Vince Holding Corp (VNCE - $25.7M) - Vince Holding Corp issued a press release on May 9, 2025, announcing receipt of a Notice, detailed in Exhibit 99.1 of the filing. The information provided under Item 7.01 is furnished for transparency but is not deemed filed under Section 18 of the Securities Exchange Act, limiting related liabilities. This disclosure does not create any new obligations or liabilities for the company under SEC rules.
Ziff Davis Inc. (ZD - $1.4B) - Ziff Davis Inc. disclosed supplemental financial data related to its first quarter 2025 earnings during a conference call on May 9, 2025, which is furnished as Exhibit 99.1 to this Form 8-K. This information is provided under Regulation FD and is not filed for purposes of Section 18 of the Exchange Act, nor incorporated by reference in other filings. There are no indications of non-compliance, litigation, or other negative developments disclosed in this item.
Financial Attachments 📎
InvenTrust Properties Corp. (IVT - $2.2B) - InvenTrust Properties Corp. filed an Item 9.01 disclosure including Exhibit 104, which is the Cover Page Interactive Data File embedded within the Inline XBRL document. There are no indications of non-compliance, litigation, or other adverse events in this filing. This submission primarily serves to provide updated financial data in a standardized electronic format.

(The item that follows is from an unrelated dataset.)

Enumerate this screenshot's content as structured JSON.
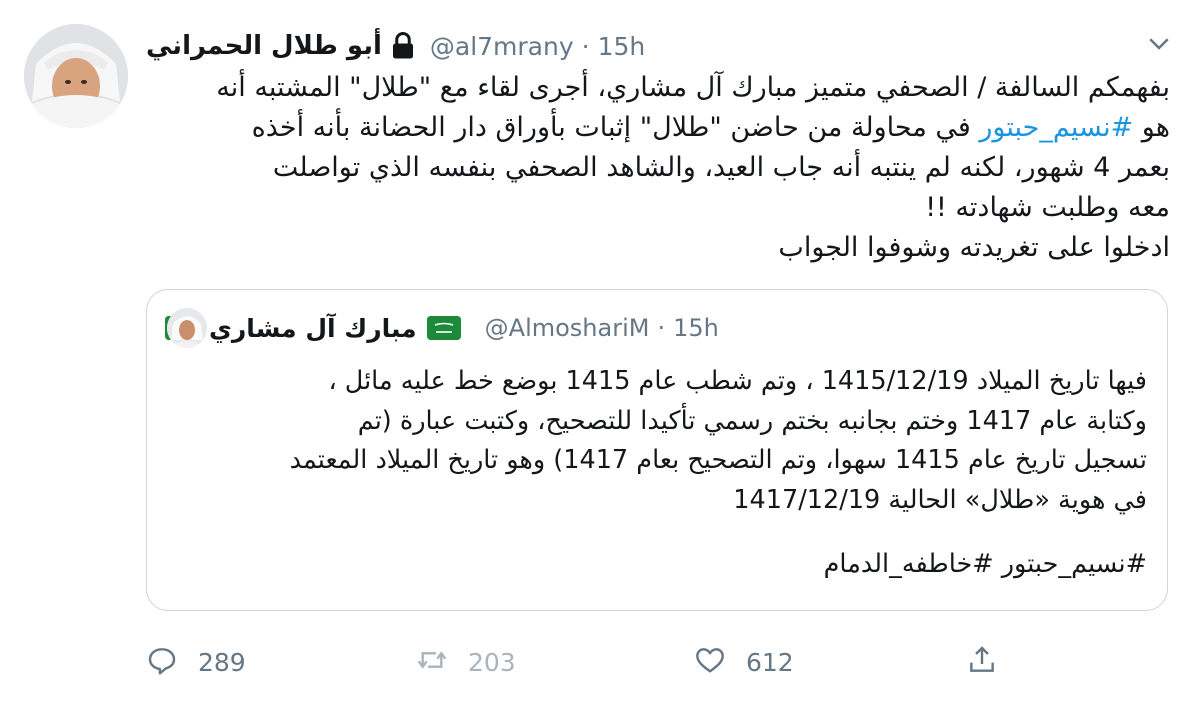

Noble Corp plc (NE - $3.5B) - The filing under Item 9.01 for Noble Corp plc (NE) includes only the submission of an Interactive Data File with embedded XBRL tags. There are no disclosures of financial restatements, impairments, litigation, or other material events. This filing does not contain any actionable or negative developments affecting the company’s financial condition or operations.
TransUnion (TRU - $16.5B) - The Item 9.01 filing for TransUnion (TRU) contains only an exhibit related to the cover page Interactive Data File in XBRL format. There are no disclosures of financial statements, non-compliance, or other material events in this filing. This filing does not indicate any actionable events or changes affecting the company’s financial condition or operations.
Tronox Holdings plc (TROX - $850.9M) - The Item 9.01 filing for Tronox Holdings plc includes the submission of financial statements and exhibits. Specifically, Exhibit 104 contains the Inline XBRL data for the cover page of this Current Report on Form 8-K. There are no disclosures of non-compliance, litigation, or other negative events in this filing.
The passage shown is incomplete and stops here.